16th Century. Two main characters. One wants to overthrow the social order. The other is a spy in the service of the forces who want to maintain it. Q is the spy, in the pay of Father Carafa, an ultra conservative figure, rapidly rising up the hierarchy of the Catholic church. An epic from the bowels of history, set in central Europe and Northern Italy. Someone described the book as "a theological western". A European bestseller, Q has been compared to Name of the Rose.
The novel Q was written by four Bologna-based members of the LBP, now known as Wu Ming, You may also like to read the Cold War novel, 54 , and Manituana by Wu Ming, both of which are available free on Obooko.
Excerpt:
Letter sent to Rome from the Saxon city of Wittenberg, addressed to Gianpietro Carafa, member of the theological meeting held by His Holiness Leo X, dated 17th May 1518.
To the most illustrious and reverend lord and honourable master Giovanni Pietro Carafa, at the theological meeting held by His Holiness Leo X, in Rome.
My most respected, illustrious and reverend lord and master,Here is Your Lordship’s most faithful servant’s report on what is happening in these remote marshlands, which for a year now appears to have become a focus for all manner of diatribes.
Since the Augustinian monk Martin Luther nailed his notorious theses to the portal of the Cathedral eight months ago, the name of Wittenberg has travelled far and wide, on everyone’s lips. Young students from bordering states are flowing into this town to listen to the preacher’s incredible theories from his own mouth.
In particular, his sermons against the buying and selling of indulgences seem to have enjoyed the greatest success among young minds open to novelty. What was until yesterday something perfectly ordinary and undisputed, the remission of sins in return for a pious donation to the Church, seems today to be criticised by everyone as though it were an unmentionable scandal.
Such sudden fame has made Luther pompous and overbearing; he feels as though he has been entrusted with a supernatural task, and that leads him to risk even more, to go even further.
Indeed yesterday, like every Sunday, preaching from the pulpit on the gospel of the day (the text was John 16, 2: ‘They shall put you out of the synagogues’), he linked the ‘scandal’ of the market in indulgences with another thesis, one which is to my mind even more dangerous.
Luther asserted that one should not be overly frightened of the consequences of an unjust excommunication, because that concerns only external communion with the Church, and not internal communion. Indeed only the latter concerns God’s bond with the faithful, which no man can declare broken, not even the Pope. Furthermore, an unjust excommunication cannot harm the soul, and if it is supported with filial resignation towards the Church, it can even become a precious merit. So if someone is unjustly excommunicated, it can even be seen as a precious merit. So if someone is unjustly excommunicated, he must not deny with words or actions the cause for which he was excommunicated, and must patiently endure the excommunication even if it means dying excommunicated, and not being buried in consecrated ground, because these things are much less important than truth and justice.
Finally he concluded with these words: ‘Blessed be he who dies in an unjust excommunication; because by being subjected to that harsh punishment because of his love of justice, which he will neither deny nor abandon, he shall receive the eternal crown of salvation.’
Uniting the desire to serve you with gratitude for the confidence that You have shown in me, I shall now make so bold as to convey my opinion of the things that I have mentioned above. It seemed clear to Your Most Reverend Lordship’s humble servant that Luther had sniffed the air and smelt his own coming excommunication, just as the fox scents the smell of the hounds. He is already sharpening his doctrinal weapons and seeking allies for the immediate future. In particular, I believe he is seeking the support of his master the Elector Frederick of Saxony, who has not yet publicly disclosed his own state of mind as regards Friar Martin. Not for nothing is he called the Wise. The lord of Saxony continues to employ that skilled intermediary, Spalatin, the court librarian and counsellor, to assess the monk’s intentions. Spalatin is a sly and treacherous character, of whom I gave you a brief description in my last missive.

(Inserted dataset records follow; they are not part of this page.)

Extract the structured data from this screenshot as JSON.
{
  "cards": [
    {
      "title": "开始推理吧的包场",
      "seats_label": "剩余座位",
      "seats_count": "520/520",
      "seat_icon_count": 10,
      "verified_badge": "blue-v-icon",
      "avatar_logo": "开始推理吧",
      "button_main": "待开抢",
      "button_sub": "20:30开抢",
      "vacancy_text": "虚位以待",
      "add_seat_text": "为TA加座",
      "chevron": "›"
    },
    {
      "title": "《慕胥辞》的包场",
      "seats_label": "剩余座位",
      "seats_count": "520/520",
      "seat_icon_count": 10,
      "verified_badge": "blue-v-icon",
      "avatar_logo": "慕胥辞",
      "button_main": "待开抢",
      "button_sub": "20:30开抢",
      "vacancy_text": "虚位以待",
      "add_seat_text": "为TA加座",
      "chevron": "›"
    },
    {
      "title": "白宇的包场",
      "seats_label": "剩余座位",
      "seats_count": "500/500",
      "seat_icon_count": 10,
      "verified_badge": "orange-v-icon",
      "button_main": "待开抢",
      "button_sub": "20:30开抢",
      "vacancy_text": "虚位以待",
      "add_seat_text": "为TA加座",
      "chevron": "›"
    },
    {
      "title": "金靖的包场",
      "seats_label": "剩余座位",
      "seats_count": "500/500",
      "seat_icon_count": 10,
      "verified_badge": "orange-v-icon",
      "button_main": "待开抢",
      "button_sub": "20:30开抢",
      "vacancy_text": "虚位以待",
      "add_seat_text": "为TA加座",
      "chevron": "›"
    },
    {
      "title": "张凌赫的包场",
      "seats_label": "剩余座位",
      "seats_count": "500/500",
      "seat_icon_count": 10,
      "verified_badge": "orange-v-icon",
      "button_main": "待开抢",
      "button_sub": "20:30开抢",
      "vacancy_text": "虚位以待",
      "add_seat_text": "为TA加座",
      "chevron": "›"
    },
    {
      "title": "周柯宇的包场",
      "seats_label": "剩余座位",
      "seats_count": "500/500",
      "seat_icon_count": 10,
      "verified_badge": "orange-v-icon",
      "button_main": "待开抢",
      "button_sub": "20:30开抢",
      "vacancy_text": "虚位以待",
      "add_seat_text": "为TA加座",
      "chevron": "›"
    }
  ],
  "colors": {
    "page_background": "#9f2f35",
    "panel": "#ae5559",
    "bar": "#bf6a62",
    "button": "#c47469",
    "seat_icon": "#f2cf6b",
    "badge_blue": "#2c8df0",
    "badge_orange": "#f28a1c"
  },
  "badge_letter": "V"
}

Your Lordship will have a better understanding than his servant of the disastrous gravity of the thesis put forward by Luther: he wants to strip the Holy See of its greatest bulwark, the weapon of excommunication. And it is also apparent that Luther will never dare to put this thesis of his in writing, since he is aware of the enormity that it represents, and the danger it might present to his own person. So I have thought it opportune to do so myself, so that Your Lordship may have time to take all the precautions he considers necessary to stop this diabolical friar.
Kissing the hand of Your Most Illustrious and Reverend Lordship, I beg that I may never fall from grace with Your Lordship.